Каждое черное дело Господь видит и воздает за содеянное. Наказал он за ночную сходку у нас дома и папашу. Каждый год мы ездили к художнику Василию Павловичу Шереметьеву, ученику того самого грабаревского института, в Новодевичий монастырь на крестный ход. Было красиво, звонили в колокола, и до утра мы разговлялись и трапезничали в башне у Шереметьева. Папашу с его бородой, тростью и черной шляпой (у него была внешность депутата царской Думы от партии кадетов) сфотографировали чекисты и передали в райком. Модорова там спросили: “Почему религиозный фанатик у вас декан и воспитывает молодежь?” Модоров и Кузнецов с неудовольствием, кряхтя и сопя от злобы, попросили папашу уйти, что он и сделал. Спустя пару лет Модоров хоронил в селе Мстёра свою мать, зашел за гробом в церковь и по привычке перекрестился. И его тоже как религиозного фанатика попросили уйти по собственному желанию с ректорской должности.
Папаша вскоре возглавил кафедру рисунка в педагогическом институте и взял к себе Модорова профессором-консультантом. Кузнецов остался и сделал Лейзерова деканом живописного факультета. Потом, при воцарении Хрущева, Кузнецов с его “явреями” стал излишне одиозен и сам ушел работать в отдел методики Академии художеств, где активно сотрудничал с Элием Михайловичем Белютиным, полуевреем, выдававшим себя за поляка, и его антисемитизм как-то улетучился.
После всех этих дел в Суриковский институт поступил я, на графический факультет, где занимался линогравюрой и литографией. Об этом периоде и тогдашнем институте надо писать отдельно. В мое время в институте преподавали какие-то серые мосховские люди и из приведенных Соловьевым реалистов уже никого не осталось. Искусствовед Алпатов, ведший историю искусств, у которого диапозитивами ведал Васька-фонарщик, т. е. авангардист Василий Ситников, говорил о времени Модорова, что это был век Перикла, такой там был потом упадок.
Учась, я несколько раз видел Соловьева на улице: он шел, выпучив глаза, думая о чем-то своем и давя прохожих своей тушей. Я к нему, конечно, не подходил. Раз в институте он меня окликнул: “Лешенька, неужели это ты? Как ты возмужал, однако! Почему не заходишь ко мне на Масловку?” Я не заходил, так как увлекался тогда совсем другим, да и боялся я его и его ауры. Внутренне, интуитивно я ждал его смерти. Потом я о нем забыл надолго.
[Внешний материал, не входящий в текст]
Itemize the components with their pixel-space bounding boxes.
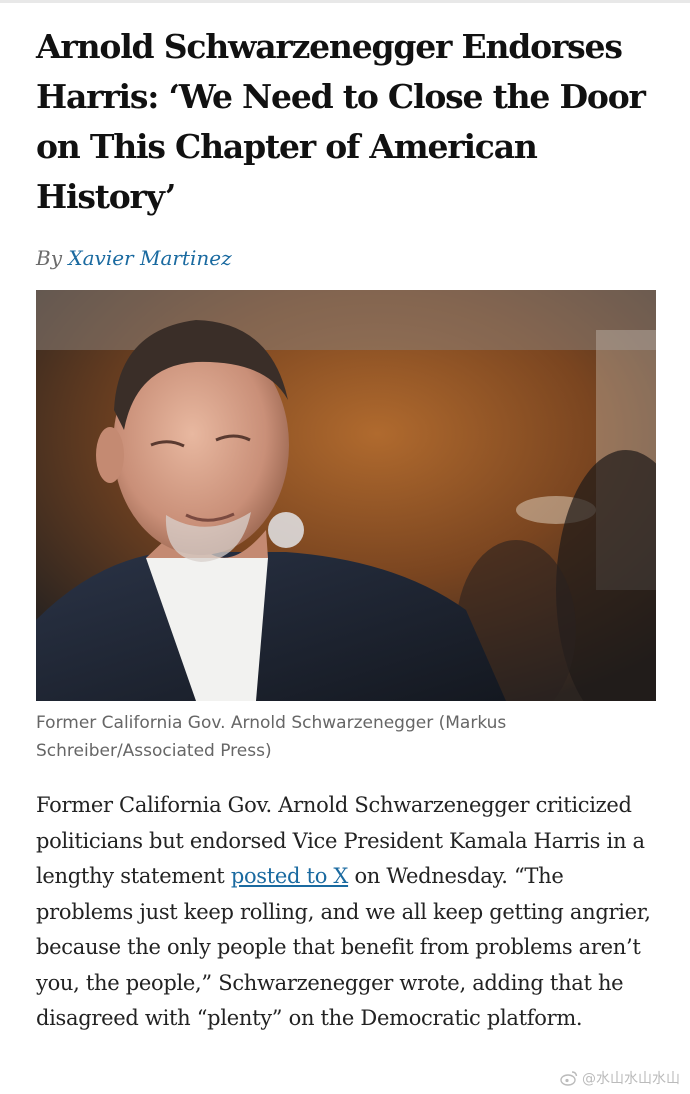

Он давно уже был для меня тенью моей юности и детства, но я его любил и люблю по сей день, это чувство выше нас и иррационально.
Умер Соловьев глубоким стариком, все его ранние ученики о нем напрочь забыли, и его очень пожилая вдова Нина Константиновна мне позвонила и попросила отобрать для выставки его работы и надписать сзади фамилию, год и название. Что я и сделал. Многие пейзажи я помнил. Нина Константиновна подарила мне связку его щетинных кистей, которые я со временем истер, потом она предложила мне графинчик водки и закуску, и мы помянули Соловьева. Сама она почти не пила и говорила, что если бы не она, Александр Михайлович спился бы и умер под забором. И еще она рассказала, что он часто во сне, не просыпаясь, плакал, как ребенок, и она его будила, и он, просыпаясь, говорил: “Я не хотел, не хотел, Нина!” Вспоминала она и их омский кафешантан и как английские и французские офицеры уговаривали их бросить Россию, уехать в Париж или Лондон.
От этюда Соловьева на память я отказался – мне было бы тяжело видеть его у себя на стене.
Москва, 2005
* Мой отец и дед были баре с кисточками, а не этими мазилами.
** Акума – домашнее прозвище А. А. Ахматовой.